Lui si avvicino al mio viso, tanto da sentire il suo profumo di vaniglia, che per me era droga, e i suoi capelli castano scuro sfiorarmi la fronte. - Perchè volevo fare qualcos’altro - sussurrò in modo seducente, e un istante dopo cominciò a baciarmi il collo.

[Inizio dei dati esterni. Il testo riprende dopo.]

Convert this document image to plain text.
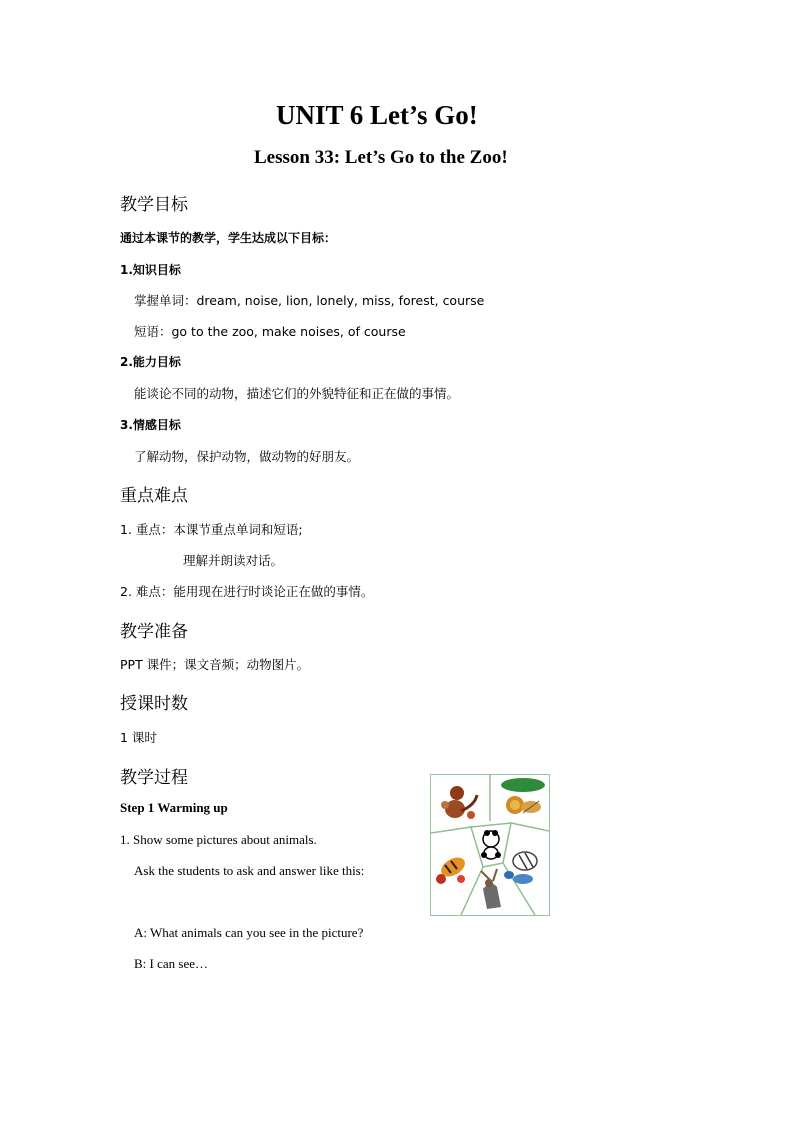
UNIT 6 Let’s Go!
Lesson 33: Let’s Go to the Zoo!
教学目标
通过本课节的教学，学生达成以下目标：
1.知识目标
掌握单词：dream, noise, lion, lonely, miss, forest, course
短语：go to the zoo, make noises, of course
2.能力目标
能谈论不同的动物，描述它们的外貌特征和正在做的事情。
3.情感目标
了解动物，保护动物，做动物的好朋友。
重点难点
1. 重点：本课节重点单词和短语;
理解并朗读对话。
2. 难点：能用现在进行时谈论正在做的事情。
教学准备
PPT 课件；课文音频；动物图片。
授课时数
1 课时
教学过程
Step 1 Warming up
1. Show some pictures about animals.
Ask the students to ask and answer like this:
A: What animals can you see in the picture?
B: I can see…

“Stronzo, lo sa che è il mio punto debole”.

- Che ne dici di inaugurare la nuova casa? - continuò a dirmi senza staccare le labbra dalla mia pelle, e la sua mano sotto la mia maglietta.

Mi feci scappare un mugolio. - Dico che è una bella idea - sibilai, e giusto il tempo di finire la frase mi alzò in un attimo prendendomi dai fianchi. Sembravo un koala che si teneva al suo albero. 

Mi strinse il sedere e mi morse il labbro. - Ti amo, Eva - 

Sorrisi automaticamente - Anche io - risposi, e di rimando gli morsi il labbro pure io.

Con ancora me aggrappata al suo collo, si avvicinò alla camera da letto e aprì la porta. - Di ciao al nostro nuovo letto -.

- Ciao letto - risposi divertita.

 

Quando uscimmo da quella stanza, io con addosso la sua maglietta e lui solo con le mutande,  non sapevamo che ore si fossero fatte. Guardando il soggiorno, ancora vuoto e un po della nostra roba sparsa, ci mettemmo a ridere.

- Che disgraziati che siamo - disse Daniele andando a rovistare sulla sua valigia aperta qualche indumento da mettere quella sera.

Lo spinsi amorevolmente - Ed è colpa tua! - risi. - E del tuo essere così sexy -

- Colpa mia ma... non sembravi essere stata così dispiaciuta, di non avere dormito, lì dentro - rispose facendomi l’occhiolino. Alzai gli occhi al cielo, non potevo darli torto.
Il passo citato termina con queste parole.